Luc Ferrari
French avant-garde visionary Luc Ferrari was a pioneer of musique concrète and modern composition. With works ranging from atonal pieces and group improvisations to tape compositions heavily incorporating ambient and environmental sounds, his music poetically interpreted and reflected the human experience, with a subtle sense of humor and a more overt interest in sexuality and intimacy than most other experimental composers. A co-founder of the Groupe de Recherches Musicales, he taught experimental music and composed for television, in addition to creating seminal electro-acoustic works such as Hétérozygote (1964) and Presque Rien No. 1 (1970). In the '80s and onward, he received several awards for his work, including the Grand Prix National from the French Ministry of Culture. He performed at several retrospective concerts, residencies, and installations near the end of his life, and collaborated with experimental artists like eRikm and Otomo Yoshihide. Following his death in 2005, numerous reissues and archival works have appeared, including Complete Music for Films 1960-1984 and several vinyl releases by Recollection GRM.
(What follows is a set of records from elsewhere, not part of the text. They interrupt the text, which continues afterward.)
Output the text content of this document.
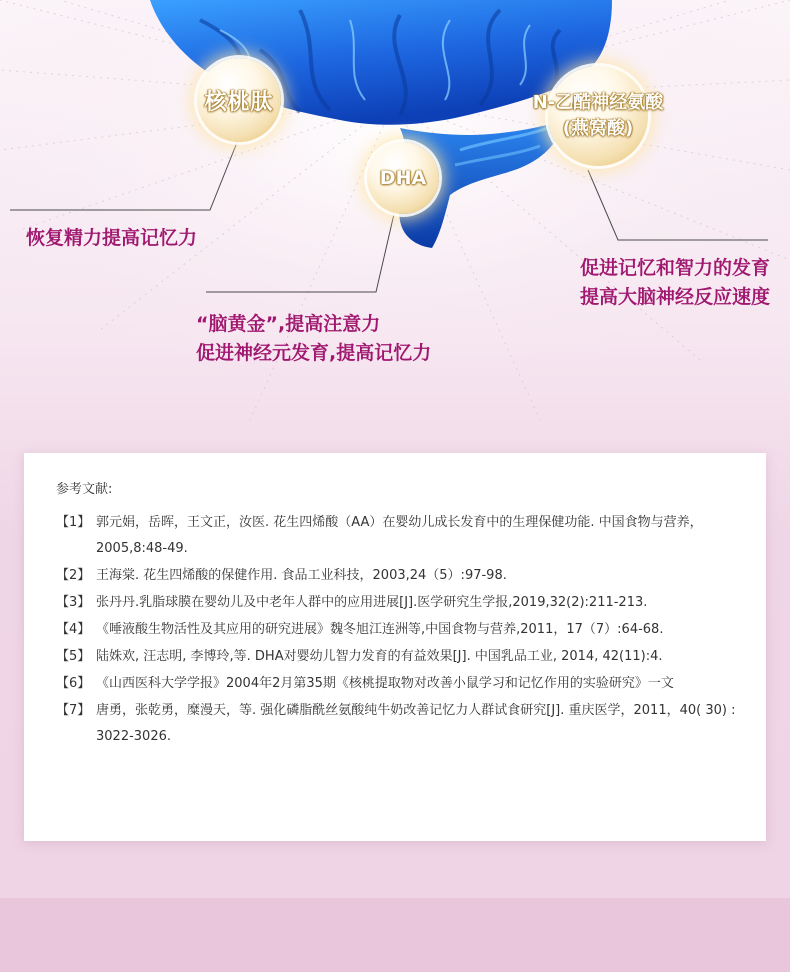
核桃肽
DHA
N-乙酷神经氨酸
(燕窝酸)
恢复精力提高记忆力
“脑黄金”,提高注意力
促进神经元发育,提高记忆力
促进记忆和智力的发育
提高大脑神经反应速度
参考文献:
【1】 郭元娟，岳晖，王文正，汝医. 花生四烯酸（AA）在婴幼儿成长发育中的生理保健功能. 中国食物与营养，2005,8:48-49.
【2】 王海棠. 花生四烯酸的保健作用. 食品工业科技，2003,24（5）:97-98.
【3】 张丹丹.乳脂球膜在婴幼儿及中老年人群中的应用进展[J].医学研究生学报,2019,32(2):211-213.
【4】 《唾液酸生物活性及其应用的研究进展》魏冬旭江连洲等,中国食物与营养,2011，17（7）:64-68.
【5】 陆姝欢, 汪志明, 李博玲,等. DHA对婴幼儿智力发育的有益效果[J]. 中国乳品工业, 2014, 42(11):4.
【6】 《山西医科大学学报》2004年2月第35期《核桃提取物对改善小鼠学习和记忆作用的实验研究》一文
【7】 唐勇，张乾勇，糜漫天，等. 强化磷脂酰丝氨酸纯牛奶改善记忆力人群试食研究[J]. 重庆医学，2011，40( 30) : 3022-3026.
Luc Ferrari was born in Paris in 1929. As a student, he studied composition with Arthur Honegger and piano with Alfred Cortot until 1950. Around 1953, he studied musical analysis and modal theory under Olivier Messiaen. In the mid-'50s, after hearing a live radio broadcast of Varese's Déserts for Tape and Orchestra, Ferrari visited New York to meet the composer, and talked of approaches for thinking about sound and the placement of sound objects, among other ideas. In the late 1950s, he began collaborating with the Groupe de Musique Concrete (a relationship which lasted until 1966) and helped Pierre Schaeffer found the Groupe de Recherches Musicales, a group and studio dedicated to the electronic medium where Iannis Xenakis and Karlheinz Stockhausen could also be found. By the early '60s, Ferrari had created Hétérozygote, a musical tale told by ambient sounds.
From the mid- to late '60s, he was Professor of Composition at a music school in Cologne, after which he went to Stockholm and taught experimental music. Following this, he spent a year in Berlin and then served as music Director of the Cultural Center of Amiens. In addition to composing, Ferrari also produced invaluable television films during the '60s about the rehearsal processes of Messiaen, Varése, Stockhausen, and others. By 1970, he had finished the "musical photography" piece, Presque Rien No. 1 which made quite an impact when it was released (on Deutsche Grammophon LP), as there were no apparent "musical" sounds. Instead, it demonstrated that music was, indeed, all around us (as John Cage said) by using the ambient sounds of a Yugoslavian village, zooming in and out on particular sound sources.
Ferrari built his small electronic studio Billig in 1972. The end of the '70s found him teaching composition at the Conservatory of Pantin. In 1982, he made La Muse en Circuit, an electro-acoustic and radiophonic-friendly studio near Paris. It was also this year that he completed his musical theater piece, Journal Intime. The musical was successfully staged in Paris in 1989. By this time, Ferrari had won various awards, including the Prix Italia (1987; for a symphonic tale, Et si Toute Entiere Naintenant), the Karl Sczuca prize for a radio play (Je Me Suis Perdu ou Labyrinthe-Portrait), and the 1989 Grand Prix National from the French Ministry of Culture, for his body of work. In the '90s, Ferrari also received the International Kossevitzky Prize for his three-movement symphony Histoire du Plaisir et de la Désolation, which can be found on Luc Ferrari Matin et Soir. Recordings of Ferrari's work can be heard on various high-quality labels including BVHaast, Sub Rosa, and Tzadik, which released his Cellule 75 in 1998.
Ferrari performed at several events during the early 2000s. A retrospective of his electro-acoustic works and radio art pieces was organized by the Futura festival in Crest, France in 2001. Other retrospectives and installations took place in France and Switzerland, in addition to concert tours in Japan, including work with Otomo Yoshihide. In 2004, Ars Nova organized a Ferrari retrospective, and another celebration of his work occurred at Novelum in Toulouse. Ferrari died in Arezzo, Italy on August 22, 2005, at the age of 76.
Numerous posthumous releases of Ferrari's music have appeared, from late-period works and live collaborations to reissues and anthologies. Didascalies was released by Sub Rosa in 2007, with the posthumous premiere of Didascalies 2 following three years later. INA-GRM released the ten-CD box set L'Œuvre Électronique in 2009. Recollection GRM released seminal Ferrari works on vinyl, starting with Presque Rien in 2012. Sub Rosa issued Complete Music for Films 1960-1984 in 2017. Radiophonic works and music for dance pieces were released by Transversales Disques and included Photophonie (2019) and Solitude Transit (2022). An extensive digital reissue project was initiated in 2024.